Outro aspecto da quebra de disciplina que desperta minha indignação é a irreverência com que são tratados o presidente, seus familiares e seus partidários. Eu mesmo, quando desço para dar duas voltas a pé em torno do quarteirão – em apoio ao chefe do Executivo, hostil ao isolamento –, sou vaiado e chamado de “coronel cloroquina” pelos desocupados que se aglomeram próximo ao prédio. E pior, sou obrigado a sorrir para eles e a incentivá-los a permanecer na rua: isso faz parte do combate ao isolamento social, que é uma faceta da guerra ao marxismo cultural.

Os panelaços por sua vez, ultrapassam todos os limites. São acompanhados por impropérios, gritos de “Fora Bozo, genocida filho da mãe” e coisas piores. Se dependesse de mim, colocava atiradores de escol nas sacadas de apartamentos dos nossos partidários e varria a disparos de fuzil as janelas dos maus cidadãos.

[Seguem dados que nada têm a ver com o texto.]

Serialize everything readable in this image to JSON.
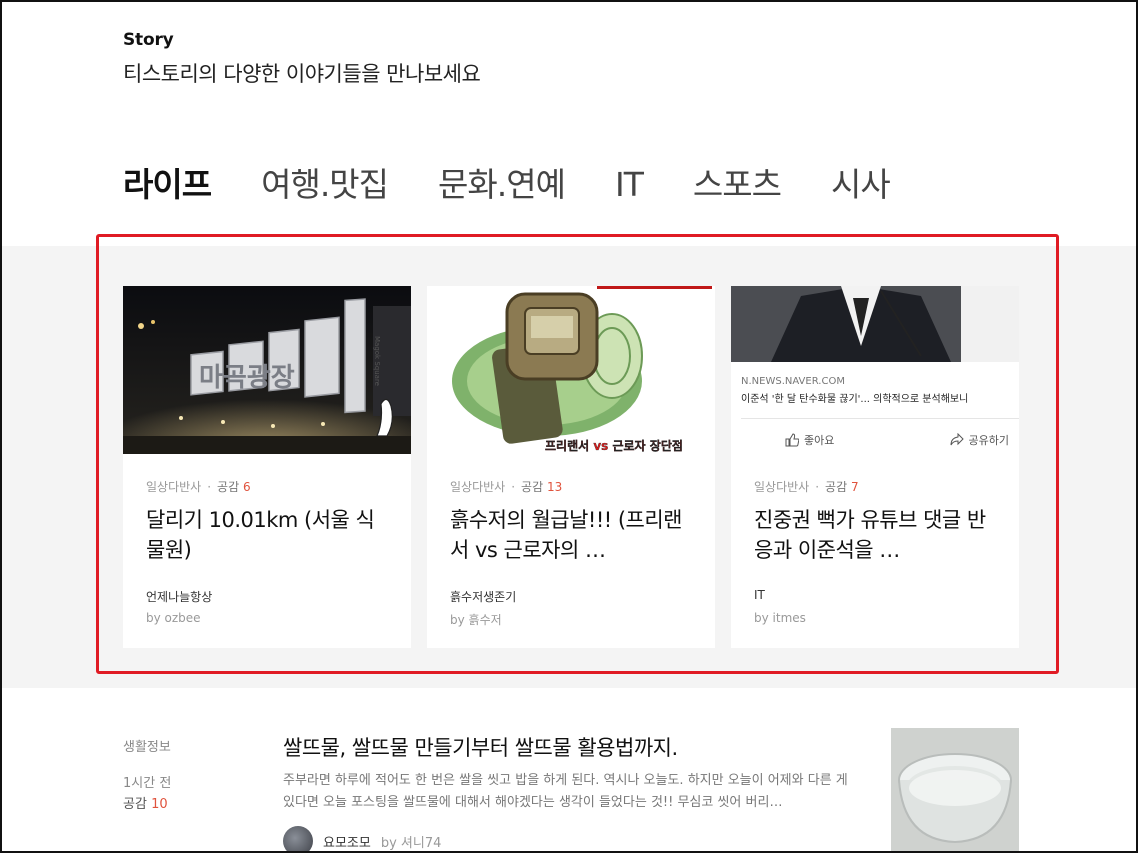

Foi mais ou menos isso o que aconteceu, uma hora atrás. O panelaço começou e, entre as vozes que dirigiam ofensas ao presidente, sobressaía a de uma mulher jovem, que mora no prédio da frente, um andar abaixo do meu. Ela xingava o presidente de imbecil e incompetente, a ponto de meu sangue ferver. Mas quando gritou “milico burro filho de uma égua”, não aguentei. Peguei minha velha pistola 9 mm – aposentada, que nem eu – e disparei contra o apartamento dela. Minha intenção era atingir uma janela, dando-lhe um susto e silenciando-a, mas, reconheço-o a contragosto, errei o alvo e atingi a mãe dela. Deve ter morrido em poucos minutos.

Agora, sozinho em meu apartamento, escrevo este texto enquanto espero a chegada dos agentes da lei. Vesti meu uniforme de coronel, isso vai ajudar a que me concedam o devido respeito.

A campainha soou. Talvez seja o entregador da pizza que havia encomendado, mas não acredito.